Background checks and security clearances may be required before employees are granted access to containment facilities. These factors should be considered as part of the local risk assessment process when developing a biosecurity plan. Photo identification badges for employees and temporary badges for escorted visitors can also be used to identify individuals with clearance to enter restricted areas. Procedures are needed for approving and granting visitors access to controlled areas. In this capacity the access to agents and storage facilities is limited to legitimate use/individuals only. Biosecurity training needs to be provided to all personnel who are given access.
Pathogen accountability procedures should include inventory requirements for proper labelling, tracking of internal possession, inactivation and disposal of cultures after use, and transfers within and outside the facility. These inventory controls also assist in keeping track of pathogen storage locations and under whose responsibility the pathogens lie. Inventories must be updated regularly to include new additions as a result of diagnosis, verification of proficiency testing, or receipt from other locations as well as to remove agents after transfers or appropriate inactivation and disposal mechanisms have been used. The record keeping should include pathogen inventories, who has access to agents, who has access to areas where agents are stored or used, as well as transfer documents. A notification process for identifying, reporting, and remediating security problems, i.e., inventory discrepancy, equipment failure, breach of security, release of agents, etc., should be in place.

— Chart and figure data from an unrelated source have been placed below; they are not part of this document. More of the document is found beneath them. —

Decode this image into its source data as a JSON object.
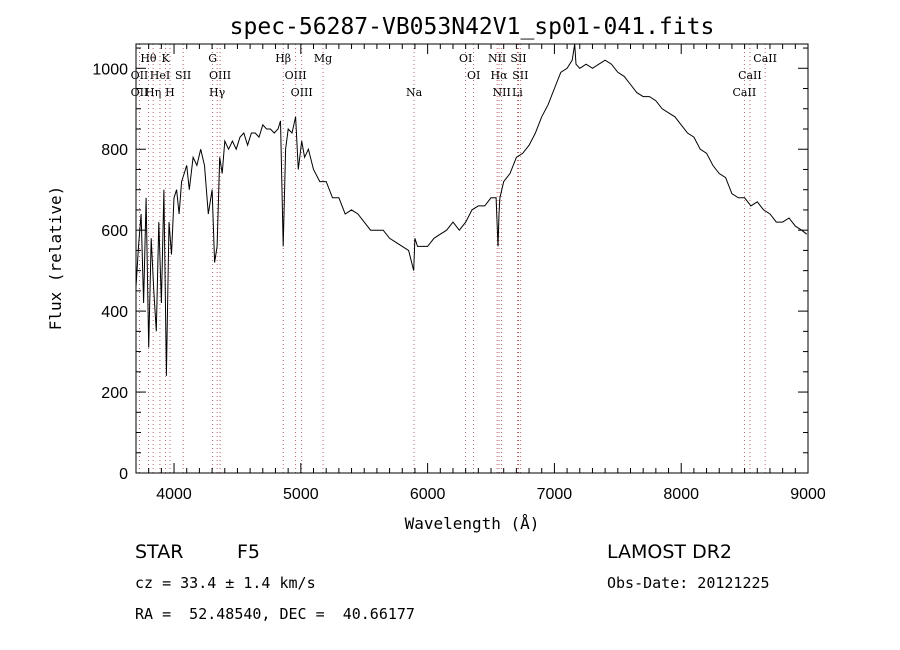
{
  "chart_data": {
    "type": "line",
    "title": "spec-56287-VB053N42V1_sp01-041.fits",
    "xlabel": "Wavelength (Å)",
    "ylabel": "Flux (relative)",
    "xlim": [
      3700,
      9000
    ],
    "ylim": [
      0,
      1060
    ],
    "x_ticks": [
      4000,
      5000,
      6000,
      7000,
      8000,
      9000
    ],
    "y_ticks": [
      0,
      200,
      400,
      600,
      800,
      1000
    ],
    "grid": false,
    "line_color": "#000000",
    "series": [
      {
        "x": [
          3700,
          3720,
          3740,
          3760,
          3780,
          3800,
          3820,
          3840,
          3860,
          3880,
          3900,
          3920,
          3940,
          3960,
          3980,
          4000,
          4020,
          4040,
          4060,
          4080,
          4100,
          4120,
          4150,
          4180,
          4210,
          4240,
          4270,
          4300,
          4320,
          4340,
          4360,
          4380,
          4400,
          4430,
          4460,
          4490,
          4520,
          4550,
          4580,
          4610,
          4640,
          4670,
          4700,
          4730,
          4760,
          4790,
          4820,
          4840,
          4861,
          4880,
          4900,
          4930,
          4959,
          4980,
          5007,
          5030,
          5060,
          5100,
          5150,
          5200,
          5250,
          5300,
          5350,
          5400,
          5450,
          5500,
          5550,
          5600,
          5650,
          5700,
          5750,
          5800,
          5850,
          5890,
          5900,
          5920,
          5950,
          6000,
          6050,
          6100,
          6150,
          6200,
          6250,
          6300,
          6350,
          6400,
          6450,
          6500,
          6540,
          6555,
          6563,
          6570,
          6585,
          6600,
          6650,
          6700,
          6750,
          6800,
          6850,
          6900,
          6950,
          7000,
          7050,
          7100,
          7140,
          7160,
          7170,
          7200,
          7250,
          7300,
          7350,
          7400,
          7450,
          7500,
          7550,
          7600,
          7650,
          7700,
          7750,
          7800,
          7850,
          7900,
          7950,
          8000,
          8050,
          8100,
          8150,
          8200,
          8250,
          8300,
          8350,
          8400,
          8450,
          8500,
          8550,
          8600,
          8650,
          8700,
          8750,
          8800,
          8850,
          8900,
          8950,
          8990
        ],
        "y": [
          460,
          560,
          640,
          420,
          680,
          310,
          580,
          450,
          350,
          620,
          420,
          700,
          240,
          620,
          540,
          680,
          700,
          640,
          720,
          740,
          760,
          700,
          780,
          760,
          800,
          760,
          640,
          700,
          520,
          560,
          780,
          740,
          820,
          800,
          820,
          800,
          830,
          840,
          810,
          840,
          840,
          830,
          860,
          850,
          850,
          840,
          850,
          870,
          560,
          800,
          850,
          840,
          880,
          750,
          820,
          780,
          800,
          750,
          720,
          720,
          680,
          680,
          640,
          650,
          640,
          620,
          600,
          600,
          600,
          580,
          570,
          560,
          550,
          500,
          580,
          560,
          560,
          560,
          580,
          590,
          600,
          620,
          600,
          620,
          650,
          660,
          660,
          680,
          680,
          560,
          640,
          680,
          700,
          720,
          740,
          780,
          790,
          810,
          840,
          880,
          910,
          950,
          990,
          1000,
          1020,
          1060,
          1010,
          1000,
          1010,
          1000,
          1010,
          1020,
          1010,
          990,
          980,
          960,
          940,
          930,
          930,
          920,
          900,
          890,
          880,
          860,
          840,
          830,
          800,
          790,
          760,
          740,
          730,
          690,
          680,
          680,
          660,
          670,
          650,
          640,
          620,
          620,
          630,
          610,
          600,
          590
        ]
      }
    ],
    "annotations": [
      {
        "label": "Hθ",
        "x": 3798,
        "row": 0
      },
      {
        "label": "K",
        "x": 3934,
        "row": 0
      },
      {
        "label": "G",
        "x": 4305,
        "row": 0
      },
      {
        "label": "Hβ",
        "x": 4861,
        "row": 0
      },
      {
        "label": "Mg",
        "x": 5175,
        "row": 0
      },
      {
        "label": "OI",
        "x": 6300,
        "row": 0
      },
      {
        "label": "NII",
        "x": 6548,
        "row": 0
      },
      {
        "label": "SII",
        "x": 6717,
        "row": 0
      },
      {
        "label": "CaII",
        "x": 8662,
        "row": 0
      },
      {
        "label": "OII",
        "x": 3727,
        "row": 1
      },
      {
        "label": "HeI",
        "x": 3889,
        "row": 1
      },
      {
        "label": "SII",
        "x": 4072,
        "row": 1
      },
      {
        "label": "OIII",
        "x": 4363,
        "row": 1
      },
      {
        "label": "OIII",
        "x": 4959,
        "row": 1
      },
      {
        "label": "OI",
        "x": 6363,
        "row": 1
      },
      {
        "label": "Hα",
        "x": 6563,
        "row": 1
      },
      {
        "label": "SII",
        "x": 6731,
        "row": 1
      },
      {
        "label": "CaII",
        "x": 8542,
        "row": 1
      },
      {
        "label": "OII",
        "x": 3727,
        "row": 2
      },
      {
        "label": "Hη",
        "x": 3835,
        "row": 2
      },
      {
        "label": "H",
        "x": 3968,
        "row": 2
      },
      {
        "label": "Hγ",
        "x": 4340,
        "row": 2
      },
      {
        "label": "OIII",
        "x": 5007,
        "row": 2
      },
      {
        "label": "Na",
        "x": 5893,
        "row": 2
      },
      {
        "label": "NII",
        "x": 6584,
        "row": 2
      },
      {
        "label": "Li",
        "x": 6708,
        "row": 2
      },
      {
        "label": "CaII",
        "x": 8498,
        "row": 2
      }
    ],
    "marker_lines": [
      3727,
      3798,
      3835,
      3889,
      3934,
      3968,
      4072,
      4305,
      4340,
      4363,
      4861,
      4959,
      5007,
      5175,
      5893,
      6300,
      6363,
      6548,
      6563,
      6584,
      6708,
      6717,
      6731,
      8498,
      8542,
      8662
    ]
  },
  "info": {
    "object_class": "STAR",
    "subclass": "F5",
    "survey": "LAMOST DR2",
    "cz": "cz = 33.4 ± 1.4 km/s",
    "obs_date": "Obs-Date: 20121225",
    "coords": "RA =  52.48540, DEC =  40.66177"
  }
}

Biosecurity Incident and Emergency Response
A protocol for reporting and investigating security incidents e.g., missing infectious substances, unauthorized entry, should be addressed. A mechanism needs to be in place for the reporting and removal of unauthorized persons. Biosecurity incident and emergency plans should include response to intentional (bomb threats etc.), unintentional (accidental release) and natural events (power outages, severe weather). Training needs to be provided to all relevant personnel.
Biosecurity requirements for facilities handling infectious agents at containment levels 3 and 4 will generally be more stringent than those required in clinical and research containment level 2 laboratories. Recommendations on biosecurity practices (e.g., storage of pathogens, inventories, log books to record entry) and physical design security features (locks, restricted access) have been incorporated into the requirements for each containment level in Chapters 3 and 4.
Expert advice from security and/or law enforcement experts should be sought in the development of threat assessments and security protocols specific to each facility. The threat assessment and security practices should be regularly reviewed and updated to reflect new threats that may be identified.